Les chiffres sont spectaculaires. En un an, le nombre de primo-accédants a augmenté de 38% selon le spécialiste du crédit immobilier Empruntis. Au cours du premier trimestre 2016, de nombreux projets d'achat ont enfin pu se concrétiser.

Le prêt à taux zéro élément décisif. Alexandra fait partie de ces primo-accédants. Découragée après plusieurs refus, elle a finalement vu son dossier accepté il y a quelques jours. "Avec l'annonce de ce nouveau prêt à taux zéro je me suis dit 'c'est maintenant ou jamais'. Nous nous sommes dit avec mon conjoint, on retente le coup et on a bien fait. Enfin on nous suit et nous sommes ravis", explique-t-elle sur Europe 1.


Le prêt à taux zéro (PTZ) nouvelle version, mis en place depuis le 1er janvier dernier, est désormais décisif pour des ménages souvent modestes sans apport très important. En région parisienne par exemple, un couple avec deux enfants peut emprunter sans frais jusqu'à 102.000 euros pour un achat dans le neuf. 
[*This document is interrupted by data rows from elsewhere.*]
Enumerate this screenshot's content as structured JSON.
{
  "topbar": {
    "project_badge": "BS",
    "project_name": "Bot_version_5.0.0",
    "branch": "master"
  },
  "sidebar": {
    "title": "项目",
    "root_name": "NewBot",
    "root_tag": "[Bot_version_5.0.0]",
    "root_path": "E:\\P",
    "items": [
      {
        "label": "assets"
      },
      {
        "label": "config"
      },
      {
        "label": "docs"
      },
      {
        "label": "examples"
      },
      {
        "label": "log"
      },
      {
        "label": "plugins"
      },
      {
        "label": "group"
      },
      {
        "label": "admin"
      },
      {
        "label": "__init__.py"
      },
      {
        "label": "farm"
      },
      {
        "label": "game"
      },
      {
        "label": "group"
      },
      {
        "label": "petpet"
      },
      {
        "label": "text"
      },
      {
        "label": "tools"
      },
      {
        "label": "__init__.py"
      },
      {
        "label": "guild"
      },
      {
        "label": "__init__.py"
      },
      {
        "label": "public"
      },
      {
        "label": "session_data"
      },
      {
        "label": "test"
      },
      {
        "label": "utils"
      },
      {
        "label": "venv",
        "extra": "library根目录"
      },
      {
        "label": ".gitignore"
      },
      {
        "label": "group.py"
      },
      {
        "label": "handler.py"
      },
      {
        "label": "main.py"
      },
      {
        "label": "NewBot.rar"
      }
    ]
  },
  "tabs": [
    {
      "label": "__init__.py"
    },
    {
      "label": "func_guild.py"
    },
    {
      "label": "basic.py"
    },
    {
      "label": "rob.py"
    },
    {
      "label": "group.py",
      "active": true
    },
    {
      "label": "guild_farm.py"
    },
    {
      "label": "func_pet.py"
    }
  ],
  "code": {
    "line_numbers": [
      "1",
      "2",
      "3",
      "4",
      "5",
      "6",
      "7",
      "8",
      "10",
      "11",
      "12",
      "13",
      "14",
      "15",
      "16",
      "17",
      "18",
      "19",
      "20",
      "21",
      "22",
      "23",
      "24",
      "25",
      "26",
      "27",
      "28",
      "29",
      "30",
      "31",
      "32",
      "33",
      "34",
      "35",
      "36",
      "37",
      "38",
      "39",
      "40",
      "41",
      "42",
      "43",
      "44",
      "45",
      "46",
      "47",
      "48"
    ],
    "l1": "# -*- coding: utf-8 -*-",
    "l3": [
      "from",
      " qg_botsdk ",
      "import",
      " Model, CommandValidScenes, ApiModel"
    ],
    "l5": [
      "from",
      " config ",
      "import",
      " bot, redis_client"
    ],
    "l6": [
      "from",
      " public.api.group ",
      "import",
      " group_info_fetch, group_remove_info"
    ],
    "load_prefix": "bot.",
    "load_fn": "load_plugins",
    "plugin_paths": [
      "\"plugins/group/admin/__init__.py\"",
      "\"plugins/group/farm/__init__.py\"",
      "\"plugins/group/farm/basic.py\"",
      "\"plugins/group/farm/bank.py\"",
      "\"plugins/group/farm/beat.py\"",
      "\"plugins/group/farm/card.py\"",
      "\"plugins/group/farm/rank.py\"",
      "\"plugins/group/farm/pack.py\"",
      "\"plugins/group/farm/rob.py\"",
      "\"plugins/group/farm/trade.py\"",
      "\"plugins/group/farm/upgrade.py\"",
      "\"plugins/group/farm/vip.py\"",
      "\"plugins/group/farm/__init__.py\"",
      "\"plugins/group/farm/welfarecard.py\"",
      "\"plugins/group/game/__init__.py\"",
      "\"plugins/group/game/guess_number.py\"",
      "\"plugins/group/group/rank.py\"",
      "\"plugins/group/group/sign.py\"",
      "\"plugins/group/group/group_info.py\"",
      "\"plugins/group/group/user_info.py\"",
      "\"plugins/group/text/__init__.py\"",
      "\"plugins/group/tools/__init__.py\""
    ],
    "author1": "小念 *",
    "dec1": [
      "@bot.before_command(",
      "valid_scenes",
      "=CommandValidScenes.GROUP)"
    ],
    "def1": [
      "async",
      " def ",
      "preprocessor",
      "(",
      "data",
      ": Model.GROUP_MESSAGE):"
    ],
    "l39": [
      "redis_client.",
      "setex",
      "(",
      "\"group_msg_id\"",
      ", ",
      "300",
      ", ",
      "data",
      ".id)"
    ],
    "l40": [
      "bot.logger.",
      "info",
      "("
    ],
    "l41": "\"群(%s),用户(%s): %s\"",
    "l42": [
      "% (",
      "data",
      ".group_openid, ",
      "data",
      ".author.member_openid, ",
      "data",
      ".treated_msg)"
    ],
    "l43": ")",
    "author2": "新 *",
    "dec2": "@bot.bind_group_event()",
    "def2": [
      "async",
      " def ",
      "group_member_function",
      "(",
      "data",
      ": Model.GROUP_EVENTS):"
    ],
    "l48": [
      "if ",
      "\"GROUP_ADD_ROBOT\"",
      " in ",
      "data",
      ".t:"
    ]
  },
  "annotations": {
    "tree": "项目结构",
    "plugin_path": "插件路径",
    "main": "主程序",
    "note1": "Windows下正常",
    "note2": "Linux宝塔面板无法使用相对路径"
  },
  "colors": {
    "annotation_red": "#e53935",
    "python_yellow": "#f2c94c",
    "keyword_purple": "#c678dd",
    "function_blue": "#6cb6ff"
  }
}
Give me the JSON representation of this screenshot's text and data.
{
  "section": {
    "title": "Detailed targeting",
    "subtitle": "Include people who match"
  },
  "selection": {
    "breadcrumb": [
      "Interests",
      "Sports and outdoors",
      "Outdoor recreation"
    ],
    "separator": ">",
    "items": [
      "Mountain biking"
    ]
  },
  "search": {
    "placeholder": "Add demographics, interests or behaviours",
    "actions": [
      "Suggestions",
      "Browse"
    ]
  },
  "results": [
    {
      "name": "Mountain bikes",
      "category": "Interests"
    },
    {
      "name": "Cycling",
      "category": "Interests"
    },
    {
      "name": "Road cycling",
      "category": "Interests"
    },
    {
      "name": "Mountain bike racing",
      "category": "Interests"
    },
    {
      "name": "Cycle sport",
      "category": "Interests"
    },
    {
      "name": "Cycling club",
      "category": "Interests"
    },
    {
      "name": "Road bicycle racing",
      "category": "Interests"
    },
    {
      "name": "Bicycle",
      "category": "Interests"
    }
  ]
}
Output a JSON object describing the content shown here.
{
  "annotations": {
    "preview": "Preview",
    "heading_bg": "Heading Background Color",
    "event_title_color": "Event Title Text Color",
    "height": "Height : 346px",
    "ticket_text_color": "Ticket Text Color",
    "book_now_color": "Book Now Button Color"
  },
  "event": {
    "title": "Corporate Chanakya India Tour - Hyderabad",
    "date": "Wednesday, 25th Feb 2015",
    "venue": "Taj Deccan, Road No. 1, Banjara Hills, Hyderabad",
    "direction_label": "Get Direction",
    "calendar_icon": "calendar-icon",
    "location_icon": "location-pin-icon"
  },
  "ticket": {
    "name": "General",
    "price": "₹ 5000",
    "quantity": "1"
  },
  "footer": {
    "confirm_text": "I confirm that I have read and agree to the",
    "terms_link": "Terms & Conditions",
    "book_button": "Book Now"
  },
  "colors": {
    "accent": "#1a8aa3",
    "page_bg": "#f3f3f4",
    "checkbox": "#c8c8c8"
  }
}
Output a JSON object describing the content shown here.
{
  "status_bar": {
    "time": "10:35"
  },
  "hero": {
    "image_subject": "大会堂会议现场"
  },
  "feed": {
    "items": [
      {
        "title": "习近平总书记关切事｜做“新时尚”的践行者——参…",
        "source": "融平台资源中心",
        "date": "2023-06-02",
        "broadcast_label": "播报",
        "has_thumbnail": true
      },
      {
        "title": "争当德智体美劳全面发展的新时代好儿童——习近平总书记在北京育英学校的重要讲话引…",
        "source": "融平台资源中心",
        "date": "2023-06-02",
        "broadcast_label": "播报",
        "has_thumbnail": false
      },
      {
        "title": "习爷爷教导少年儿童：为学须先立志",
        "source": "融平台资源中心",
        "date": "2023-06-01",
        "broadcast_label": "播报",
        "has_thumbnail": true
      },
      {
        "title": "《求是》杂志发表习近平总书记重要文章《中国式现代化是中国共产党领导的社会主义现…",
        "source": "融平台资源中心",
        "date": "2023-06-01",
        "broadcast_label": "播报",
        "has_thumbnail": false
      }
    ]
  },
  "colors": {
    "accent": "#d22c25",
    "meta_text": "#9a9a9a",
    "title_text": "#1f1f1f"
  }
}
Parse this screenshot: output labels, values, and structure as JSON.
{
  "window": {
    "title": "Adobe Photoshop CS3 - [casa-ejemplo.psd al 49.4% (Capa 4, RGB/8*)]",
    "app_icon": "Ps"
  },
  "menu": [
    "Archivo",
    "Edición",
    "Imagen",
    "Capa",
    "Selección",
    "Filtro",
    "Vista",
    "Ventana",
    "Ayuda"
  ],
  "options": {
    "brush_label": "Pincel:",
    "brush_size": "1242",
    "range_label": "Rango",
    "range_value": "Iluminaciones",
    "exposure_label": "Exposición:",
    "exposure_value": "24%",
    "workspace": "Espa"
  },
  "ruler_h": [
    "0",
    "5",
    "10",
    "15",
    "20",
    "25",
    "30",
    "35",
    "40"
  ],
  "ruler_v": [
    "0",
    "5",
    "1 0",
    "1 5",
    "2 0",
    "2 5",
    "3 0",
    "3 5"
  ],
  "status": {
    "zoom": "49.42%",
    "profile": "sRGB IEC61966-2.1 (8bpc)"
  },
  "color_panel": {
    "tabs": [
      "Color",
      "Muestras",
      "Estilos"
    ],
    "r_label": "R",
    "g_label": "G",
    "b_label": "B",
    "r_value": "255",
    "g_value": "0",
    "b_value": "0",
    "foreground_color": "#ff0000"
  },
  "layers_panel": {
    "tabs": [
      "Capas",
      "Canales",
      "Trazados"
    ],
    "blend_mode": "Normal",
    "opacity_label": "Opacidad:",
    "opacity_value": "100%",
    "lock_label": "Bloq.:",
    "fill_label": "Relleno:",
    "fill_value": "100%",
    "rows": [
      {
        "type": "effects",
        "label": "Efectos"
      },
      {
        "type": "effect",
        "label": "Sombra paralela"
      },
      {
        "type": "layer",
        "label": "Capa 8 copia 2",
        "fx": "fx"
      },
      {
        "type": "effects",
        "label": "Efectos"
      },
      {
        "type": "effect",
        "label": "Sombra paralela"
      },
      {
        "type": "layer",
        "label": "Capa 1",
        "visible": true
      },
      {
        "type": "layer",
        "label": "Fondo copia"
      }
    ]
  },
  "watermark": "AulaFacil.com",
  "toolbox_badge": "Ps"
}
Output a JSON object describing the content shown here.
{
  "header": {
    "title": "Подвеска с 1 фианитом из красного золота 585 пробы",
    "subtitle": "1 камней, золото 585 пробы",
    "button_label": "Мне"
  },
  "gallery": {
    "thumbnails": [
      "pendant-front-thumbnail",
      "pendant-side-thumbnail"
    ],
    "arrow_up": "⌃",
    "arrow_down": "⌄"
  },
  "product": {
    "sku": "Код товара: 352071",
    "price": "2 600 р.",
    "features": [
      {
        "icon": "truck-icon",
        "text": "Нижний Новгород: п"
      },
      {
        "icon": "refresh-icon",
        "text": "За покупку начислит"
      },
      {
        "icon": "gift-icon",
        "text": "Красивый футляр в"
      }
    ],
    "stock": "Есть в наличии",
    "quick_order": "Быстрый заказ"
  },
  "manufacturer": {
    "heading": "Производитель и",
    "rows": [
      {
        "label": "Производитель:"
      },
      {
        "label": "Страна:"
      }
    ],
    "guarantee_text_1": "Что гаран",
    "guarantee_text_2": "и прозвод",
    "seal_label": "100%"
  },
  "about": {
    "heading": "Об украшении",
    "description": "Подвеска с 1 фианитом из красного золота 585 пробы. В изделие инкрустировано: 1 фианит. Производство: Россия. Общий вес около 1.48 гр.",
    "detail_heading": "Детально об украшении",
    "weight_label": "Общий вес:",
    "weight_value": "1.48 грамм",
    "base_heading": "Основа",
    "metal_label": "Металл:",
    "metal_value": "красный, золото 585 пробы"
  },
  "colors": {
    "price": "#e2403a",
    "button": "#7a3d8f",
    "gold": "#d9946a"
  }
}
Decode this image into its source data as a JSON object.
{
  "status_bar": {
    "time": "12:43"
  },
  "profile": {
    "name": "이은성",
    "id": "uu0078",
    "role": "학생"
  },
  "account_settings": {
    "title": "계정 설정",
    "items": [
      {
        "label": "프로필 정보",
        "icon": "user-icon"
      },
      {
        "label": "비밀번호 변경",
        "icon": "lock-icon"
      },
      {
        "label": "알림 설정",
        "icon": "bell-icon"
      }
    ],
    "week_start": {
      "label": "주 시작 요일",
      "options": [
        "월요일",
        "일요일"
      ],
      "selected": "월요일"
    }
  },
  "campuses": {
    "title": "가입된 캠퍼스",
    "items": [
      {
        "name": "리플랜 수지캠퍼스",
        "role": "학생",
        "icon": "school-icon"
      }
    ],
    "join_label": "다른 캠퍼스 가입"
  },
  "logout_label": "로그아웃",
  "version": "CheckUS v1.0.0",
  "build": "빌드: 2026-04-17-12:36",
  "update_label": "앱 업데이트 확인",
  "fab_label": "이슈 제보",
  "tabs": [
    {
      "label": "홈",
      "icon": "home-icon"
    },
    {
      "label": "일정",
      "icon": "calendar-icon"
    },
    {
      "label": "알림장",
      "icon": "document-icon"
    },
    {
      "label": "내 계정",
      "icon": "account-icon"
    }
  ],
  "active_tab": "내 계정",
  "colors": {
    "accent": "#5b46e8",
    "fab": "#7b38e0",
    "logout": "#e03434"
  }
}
Achat supérieur avec moins de revenus. Pour Cécile Roquelaure, directrice des études d'Empruntis, ces foyers n'auraient pas pu accéder à la propriété il y a encore quelques mois. "Sur le premier trimestre, le profil a vraiment changé. Les primo-accédants ont 5% de revenus en moins que l'année dernière, pourtant ils achètent un bien d'une valeur supérieure de 9% et en empruntant moins sur des périodes plus courtes. Donc en fait, on a à la fois des ménages plus modestes qui achètent plus cher grâce au PTZ et aux taux bas", résume l'experte. 

Le phénomène devrait se poursuivre. Selon la CAFPI, le numéro 1 des courtiers en crédit immobilier, d'ici la fin de l'année la part de marché des primo-accédants aura retrouve son niveau de 2008, avant la crise immobilière.